In the instant case involving the construction industry, we are fully cognizant of the common-place practice wherein numberless suppliers of materials deal with numberless contractors and subcontractors with never a suspicion that they were entering into a special partnership or a “joint venture”. The instant case does not present an exception. We recognize that dealers in materials must, for competitive reasons, service their accounts, give advice, extend credit, offer suggestions on the proper type of materials and equipment, and perform a number of helpful accommodations to secure their clientele. This is what plaintiff did in this instance, and we decline to penalize them for their business resourcefulness. This finding is not to be construed, however, that facts and circumstances may not give rise to a legal joint venture between or among suppliers and builders, as is not the case here.
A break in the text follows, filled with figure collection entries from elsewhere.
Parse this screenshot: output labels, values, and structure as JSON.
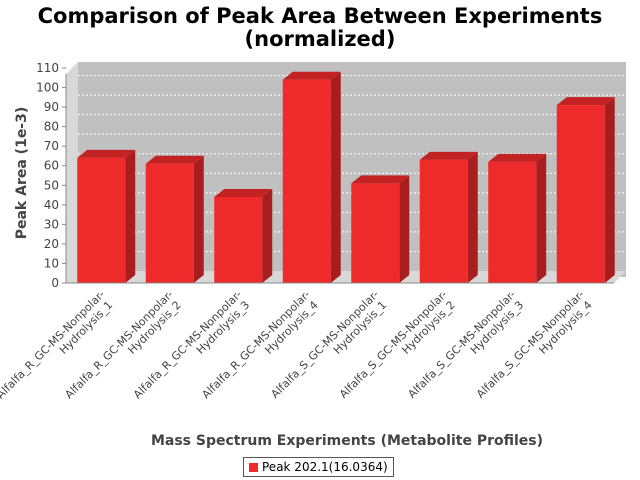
{
  "chart_data": {
    "type": "bar",
    "title": "Comparison of Peak Area Between Experiments",
    "subtitle": "(normalized)",
    "xlabel": "Mass Spectrum Experiments (Metabolite Profiles)",
    "ylabel": "Peak Area (1e-3)",
    "ylim": [
      0,
      110
    ],
    "yticks": [
      0,
      10,
      20,
      30,
      40,
      50,
      60,
      70,
      80,
      90,
      100,
      110
    ],
    "grid": true,
    "legend_position": "bottom",
    "categories": [
      [
        "Alfalfa_R_GC-MS-Nonpolar-",
        "Hydrolysis_1"
      ],
      [
        "Alfalfa_R_GC-MS-Nonpolar-",
        "Hydrolysis_2"
      ],
      [
        "Alfalfa_R_GC-MS-Nonpolar-",
        "Hydrolysis_3"
      ],
      [
        "Alfalfa_R_GC-MS-Nonpolar-",
        "Hydrolysis_4"
      ],
      [
        "Alfalfa_S_GC-MS-Nonpolar-",
        "Hydrolysis_1"
      ],
      [
        "Alfalfa_S_GC-MS-Nonpolar-",
        "Hydrolysis_2"
      ],
      [
        "Alfalfa_S_GC-MS-Nonpolar-",
        "Hydrolysis_3"
      ],
      [
        "Alfalfa_S_GC-MS-Nonpolar-",
        "Hydrolysis_4"
      ]
    ],
    "series": [
      {
        "name": "Peak 202.1(16.0364)",
        "color": "#ee2a2a",
        "values": [
          64,
          61,
          44,
          104,
          51,
          63,
          62,
          91
        ]
      }
    ]
  }
}
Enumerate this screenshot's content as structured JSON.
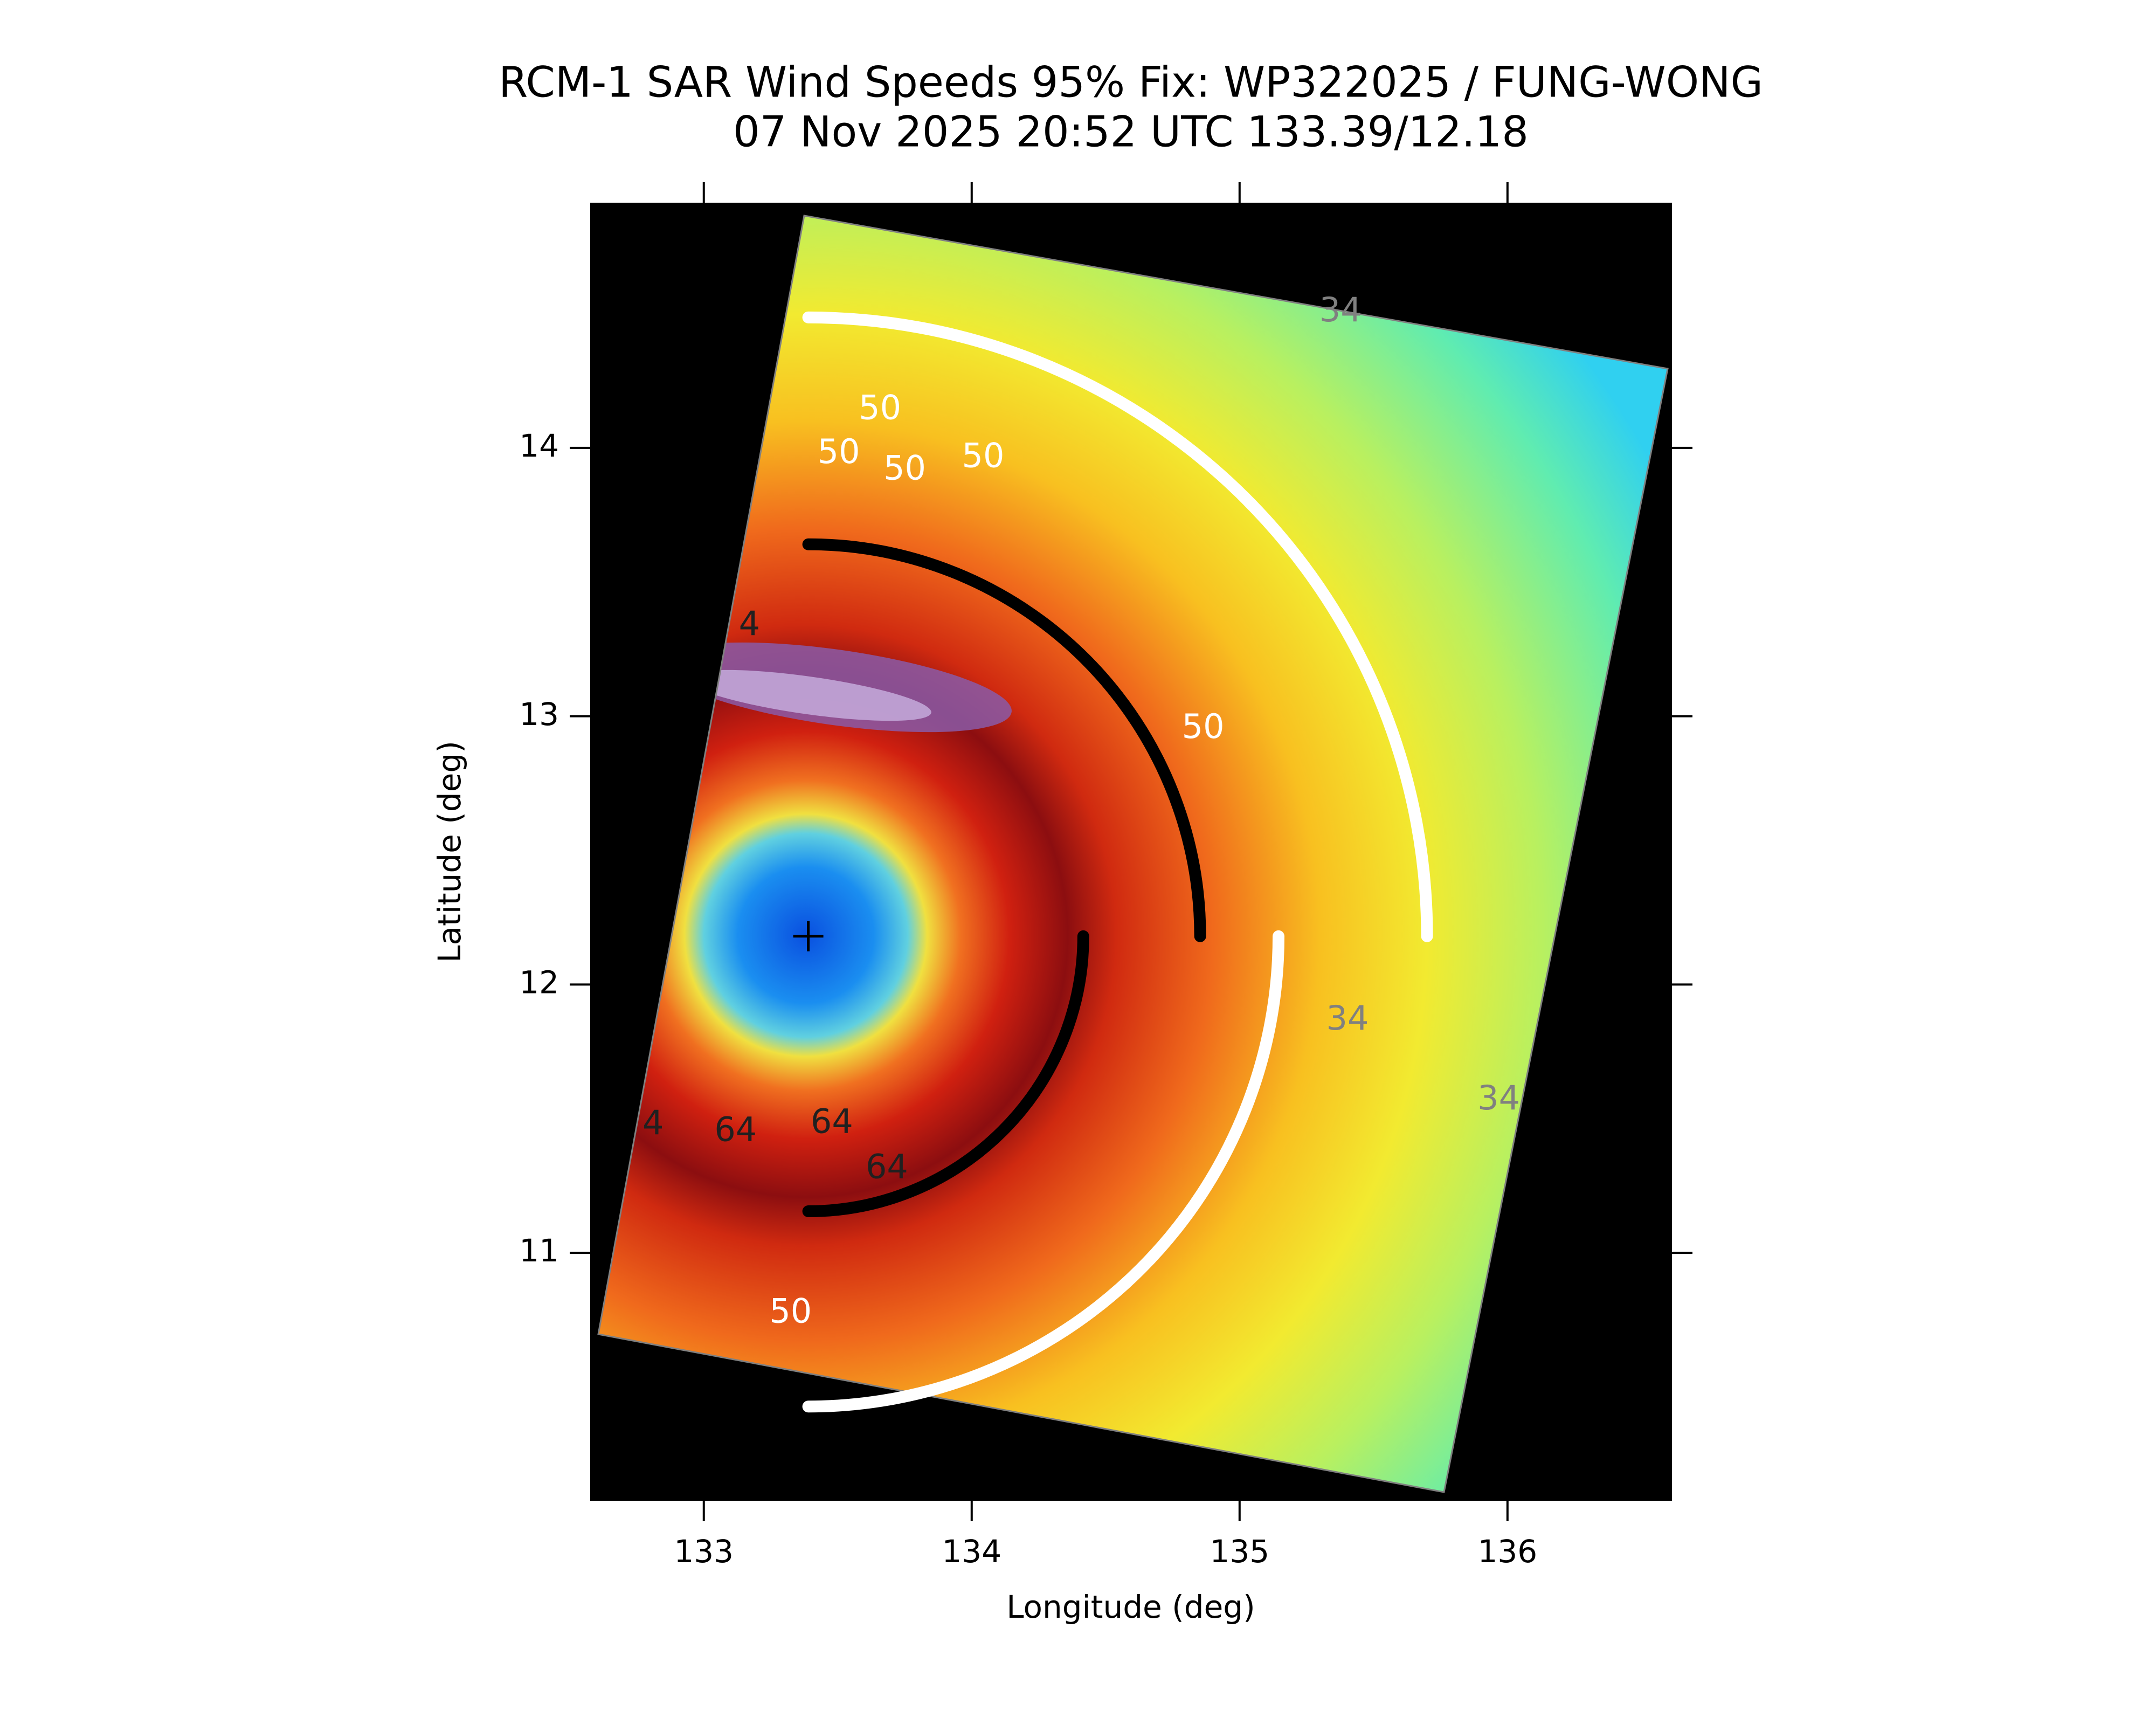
{
  "chart_data": {
    "type": "sar_wind_map",
    "title": "RCM-1 SAR Wind Speeds 95% Fix: WP322025 / FUNG-WONG",
    "subtitle": "07 Nov 2025 20:52 UTC  133.39/12.18",
    "x_label": "Longitude (deg)",
    "y_label": "Latitude (deg)",
    "xlim": [
      132.58,
      136.61
    ],
    "ylim": [
      10.08,
      14.91
    ],
    "xticks": [
      133,
      134,
      135,
      136
    ],
    "yticks": [
      11,
      12,
      13,
      14
    ],
    "center": {
      "lon": 133.39,
      "lat": 12.18
    },
    "contour_labels": [
      {
        "text": "34",
        "color": "#808080"
      },
      {
        "text": "34",
        "color": "#808080"
      },
      {
        "text": "34",
        "color": "#808080"
      },
      {
        "text": "50",
        "color": "#ffffff"
      },
      {
        "text": "50",
        "color": "#ffffff"
      },
      {
        "text": "50",
        "color": "#ffffff"
      },
      {
        "text": "50",
        "color": "#ffffff"
      },
      {
        "text": "50",
        "color": "#ffffff"
      },
      {
        "text": "50",
        "color": "#ffffff"
      },
      {
        "text": "64",
        "color": "#202020"
      },
      {
        "text": "64",
        "color": "#202020"
      },
      {
        "text": "64",
        "color": "#202020"
      },
      {
        "text": "4",
        "color": "#202020"
      },
      {
        "text": "4",
        "color": "#202020"
      }
    ]
  }
}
Accordingly, we find that the agreement between plaintiff, Valley Supply Company, and defendants, Loup & Younger, was exclusively a buy-sell agreement with an obligation by a third party to guarantee payment. That the third party, Farnsworth & Chambers, has discharged its obligation properly by putting within the control of plaintiff sufficient funds out of which it could have been completely paid. Hence, it follows that Farnsworth & Chambers, its surety Aetna Casualty & Surety Company, and the owners and assignees of the land-lease and the improvements, F. & C. Realty Company and Gilmore Park Homes, Inc., are to be relieved of any further direct liability to plaintiff, thereby defeating plaintiff’s claim for a materialman’s lien and privilege.

Plaintiff has established its claim against the defendants, Roy Loup and Bernard Younger, and it is entitled to a personal judgment against said partners for the full amount of the balance due on the materials furnished by Loup & Younger, plus legal interest from date of judicial demand until paid.

Accordingly, for the reasons assigned, it is ordered, adjudged and decreed that the judgment rendered by the District Court in *326favor of plaintiff, Valley Supply Company, and against the defendants, Roy L. Loup and Bernard J. Younger, doing business under the name and style of Loup & Younger, for the full amount of $19,474.33, in solido, with legal interest from date of judicial demand until paid is affirmed. In all other respects the judgment so rendered is now reversed, annulled and set aside.

It is further ordered, adjudged and decreed that all rights of plaintiff and defendants, Loup & Younger, to be asserted against the fund of $19,091.70 retained by Farnsworth & Chambers, Inc., are reserved to them, respectively, as against any and all claimants thereto. All costs to be borne by defendant, Loup & Younger.

Affirmed in part and reversed in part.

HAMITER, J., absent. TATE, J., dissented in part.